The latest poll published Monday, by Ifop-Fiducial, showed Macron on 25 percent –- remarkably stable for a president who won 24 percent in the first round of 2017 –- and Pecresse slipping to 15.5 percent.
It also projected that Macron would easily win a run-off, whether it was against Pecresse or Le Pen.
"All these balances can still be upset but, at this stage, a vote for Emmanuel Macron is taking on the appearance of a default choice," said the Le Monde daily.
- 'Reshuffle the cards' -
After rising to power five years ago as his country's youngest-ever president, Macron, who is still only 44, knows that winning a second term is crucial to his ambitions of reforming France and Europe -- as well as securing a place in French history.
Victory would see him become the first French leader to be re-elected since Jacques Chirac in 2002, after the presidencies of Nicolas Sarkozy and Francois Hollande ended as single-term disappointments.
Analysts warn he would be wise to steer clear of complacency as there remains an element of uncertainty, with polls showing many voters yet to make up their mind and the numbers of those not casting ballots also not clear.
Even as Macron plays the statesman with trips to Moscow and Kyiv, his camp has not been inactive, with a campaign website already set up and the president receiving the 500 endorsements from elected figures needed by any candidate.
"For the time being –- whether we are talking about if people vote and who they vote for –- we are on shifting sands and we need to have the final distilled offer made clear for people to decide," said Anne Jadot, a lecturer in political science at the University of Lorraine.
The requirement to have 500 endorsements from elected officials such as MPs or local councillors is proving a real headache for some of the more upstart candidates, especially Zemmour.
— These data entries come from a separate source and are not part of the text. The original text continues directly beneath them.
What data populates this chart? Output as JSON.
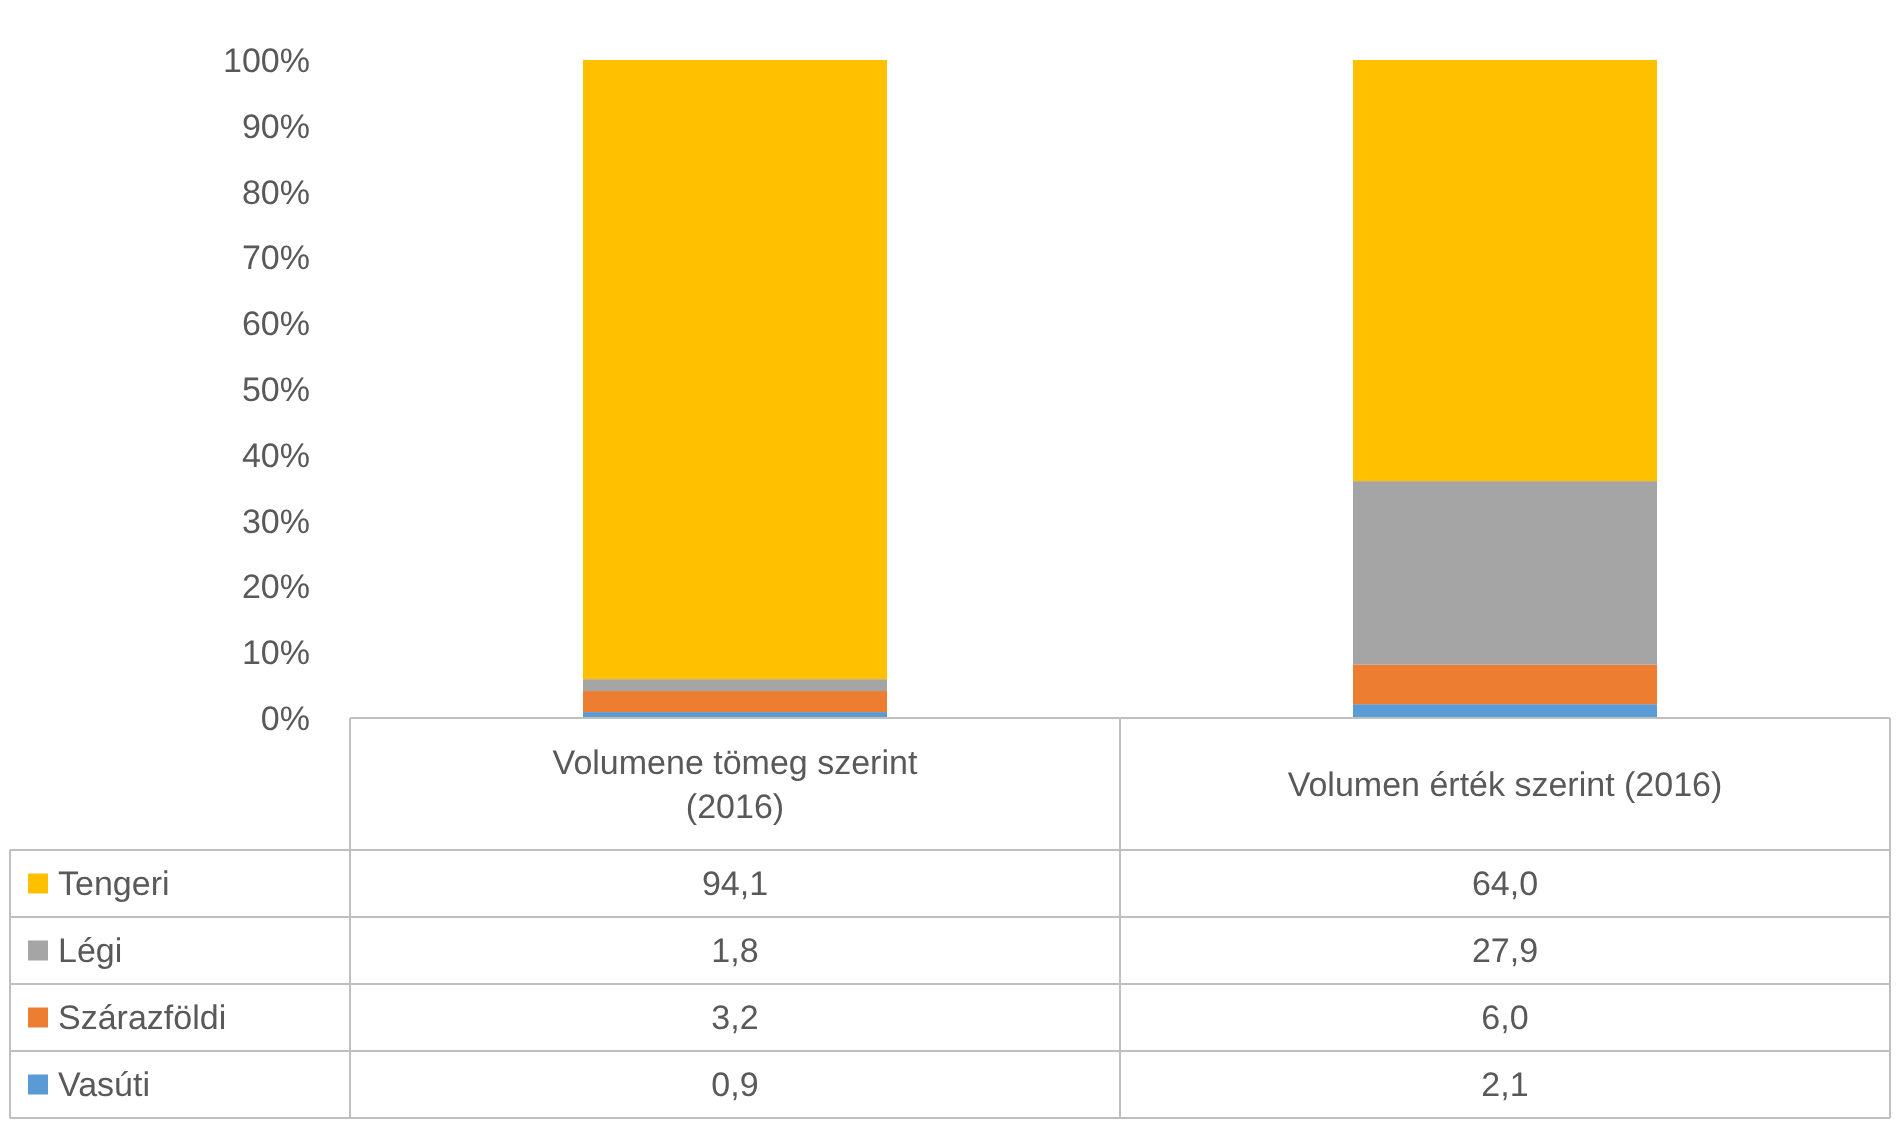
{
  "chart_data": {
    "type": "bar",
    "stacked": true,
    "categories": [
      "Volumene tömeg szerint (2016)",
      "Volumen érték szerint (2016)"
    ],
    "series": [
      {
        "name": "Vasúti",
        "color": "#5b9bd5",
        "values": [
          0.9,
          2.1
        ],
        "value_labels": [
          "0,9",
          "2,1"
        ]
      },
      {
        "name": "Szárazföldi",
        "color": "#ed7d31",
        "values": [
          3.2,
          6.0
        ],
        "value_labels": [
          "3,2",
          "6,0"
        ]
      },
      {
        "name": "Légi",
        "color": "#a5a5a5",
        "values": [
          1.8,
          27.9
        ],
        "value_labels": [
          "1,8",
          "27,9"
        ]
      },
      {
        "name": "Tengeri",
        "color": "#ffc000",
        "values": [
          94.1,
          64.0
        ],
        "value_labels": [
          "94,1",
          "64,0"
        ]
      }
    ],
    "ylim": [
      0,
      100
    ],
    "yticks": [
      {
        "value": 0,
        "label": "0%"
      },
      {
        "value": 10,
        "label": "10%"
      },
      {
        "value": 20,
        "label": "20%"
      },
      {
        "value": 30,
        "label": "30%"
      },
      {
        "value": 40,
        "label": "40%"
      },
      {
        "value": 50,
        "label": "50%"
      },
      {
        "value": 60,
        "label": "60%"
      },
      {
        "value": 70,
        "label": "70%"
      },
      {
        "value": 80,
        "label": "80%"
      },
      {
        "value": 90,
        "label": "90%"
      },
      {
        "value": 100,
        "label": "100%"
      }
    ],
    "legend": "bottom"
  }
}
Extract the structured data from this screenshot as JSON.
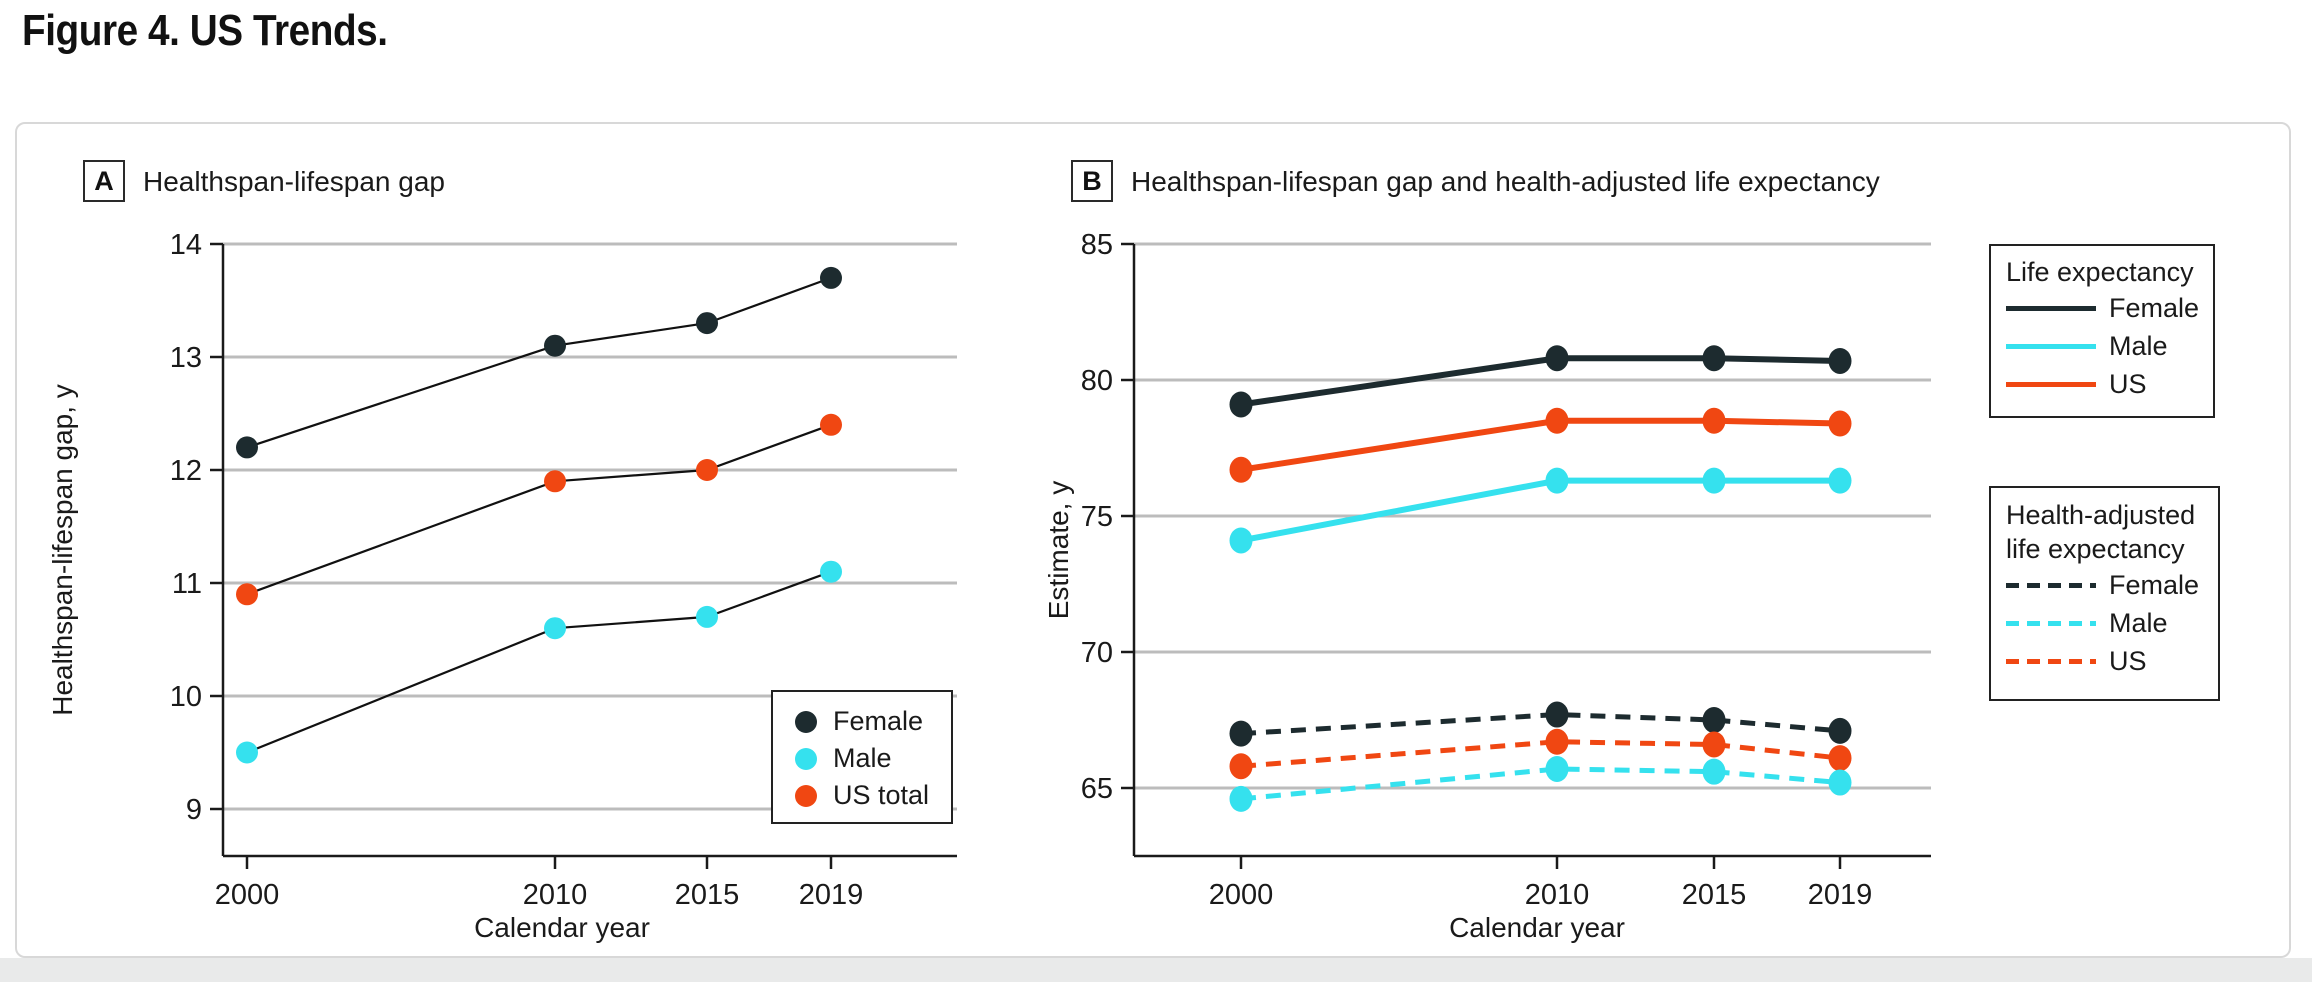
{
  "figure_title": "Figure 4. US Trends.",
  "colors": {
    "female": "#1d2b2f",
    "male": "#35e1ee",
    "us": "#f04712",
    "gridline": "#bcbcbc",
    "axis": "#1a1a1a"
  },
  "chart_data": [
    {
      "type": "line",
      "panel_label": "A",
      "title": "Healthspan-lifespan gap",
      "xlabel": "Calendar year",
      "ylabel": "Healthspan-lifespan gap, y",
      "x": [
        2000,
        2010,
        2015,
        2019
      ],
      "yticks": [
        9,
        10,
        11,
        12,
        13,
        14
      ],
      "ylim": [
        8.6,
        14
      ],
      "grid": true,
      "line_style": "thin black connectors with colored round markers",
      "legend_position": "inside bottom-right",
      "series": [
        {
          "name": "Female",
          "color": "#1d2b2f",
          "dashed": false,
          "values": [
            12.2,
            13.1,
            13.3,
            13.7
          ]
        },
        {
          "name": "Male",
          "color": "#35e1ee",
          "dashed": false,
          "values": [
            9.5,
            10.6,
            10.7,
            11.1
          ]
        },
        {
          "name": "US total",
          "color": "#f04712",
          "dashed": false,
          "values": [
            10.9,
            11.9,
            12.0,
            12.4
          ]
        }
      ],
      "legend": {
        "entries": [
          "Female",
          "Male",
          "US total"
        ]
      }
    },
    {
      "type": "line",
      "panel_label": "B",
      "title": "Healthspan-lifespan gap and health-adjusted life expectancy",
      "xlabel": "Calendar year",
      "ylabel": "Estimate, y",
      "x": [
        2000,
        2010,
        2015,
        2019
      ],
      "yticks": [
        65,
        70,
        75,
        80,
        85
      ],
      "ylim": [
        62.5,
        85
      ],
      "grid": true,
      "line_style": "thick colored lines, solid for life expectancy, dashed for health-adjusted life expectancy",
      "legend_position": "outside right",
      "series": [
        {
          "name": "Female",
          "group": "Life expectancy",
          "color": "#1d2b2f",
          "dashed": false,
          "values": [
            79.1,
            80.8,
            80.8,
            80.7
          ]
        },
        {
          "name": "US",
          "group": "Life expectancy",
          "color": "#f04712",
          "dashed": false,
          "values": [
            76.7,
            78.5,
            78.5,
            78.4
          ]
        },
        {
          "name": "Male",
          "group": "Life expectancy",
          "color": "#35e1ee",
          "dashed": false,
          "values": [
            74.1,
            76.3,
            76.3,
            76.3
          ]
        },
        {
          "name": "Female",
          "group": "Health-adjusted life expectancy",
          "color": "#1d2b2f",
          "dashed": true,
          "values": [
            67.0,
            67.7,
            67.5,
            67.1
          ]
        },
        {
          "name": "US",
          "group": "Health-adjusted life expectancy",
          "color": "#f04712",
          "dashed": true,
          "values": [
            65.8,
            66.7,
            66.6,
            66.1
          ]
        },
        {
          "name": "Male",
          "group": "Health-adjusted life expectancy",
          "color": "#35e1ee",
          "dashed": true,
          "values": [
            64.6,
            65.7,
            65.6,
            65.2
          ]
        }
      ],
      "legends": [
        {
          "title": "Life expectancy",
          "dashed": false,
          "entries": [
            {
              "label": "Female",
              "color": "#1d2b2f"
            },
            {
              "label": "Male",
              "color": "#35e1ee"
            },
            {
              "label": "US",
              "color": "#f04712"
            }
          ]
        },
        {
          "title": "Health-adjusted life expectancy",
          "dashed": true,
          "entries": [
            {
              "label": "Female",
              "color": "#1d2b2f"
            },
            {
              "label": "Male",
              "color": "#35e1ee"
            },
            {
              "label": "US",
              "color": "#f04712"
            }
          ]
        }
      ]
    }
  ]
}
Only Macron has surmounted this barrier so far.
This has prompted speculation that some could fall by the wayside by the time France's Constitutional Council announces the final list of candidates on March 7, after a March 4 deadline to present the endorsements.
Even Le Pen has said winning the endorsements is proving harder than in 2017.
"The elimination of a significant candidate due to insufficient endorsements would reshuffle the cards," Jadot told AFP.
A survey by Kantar Public and Epoka published Friday showed that 20 percent of the electorate were likely to vote but had not made up their minds, while 19 percent indicated they would abstain.
"This survey confirms that there is still a great deal of uncertainty," Emmanuel Riviere, director of international studies at Kantar, told AFP.
"Today we see that there is greater fluidity in the electorate because fewer and fewer people feel close to a political party," he said.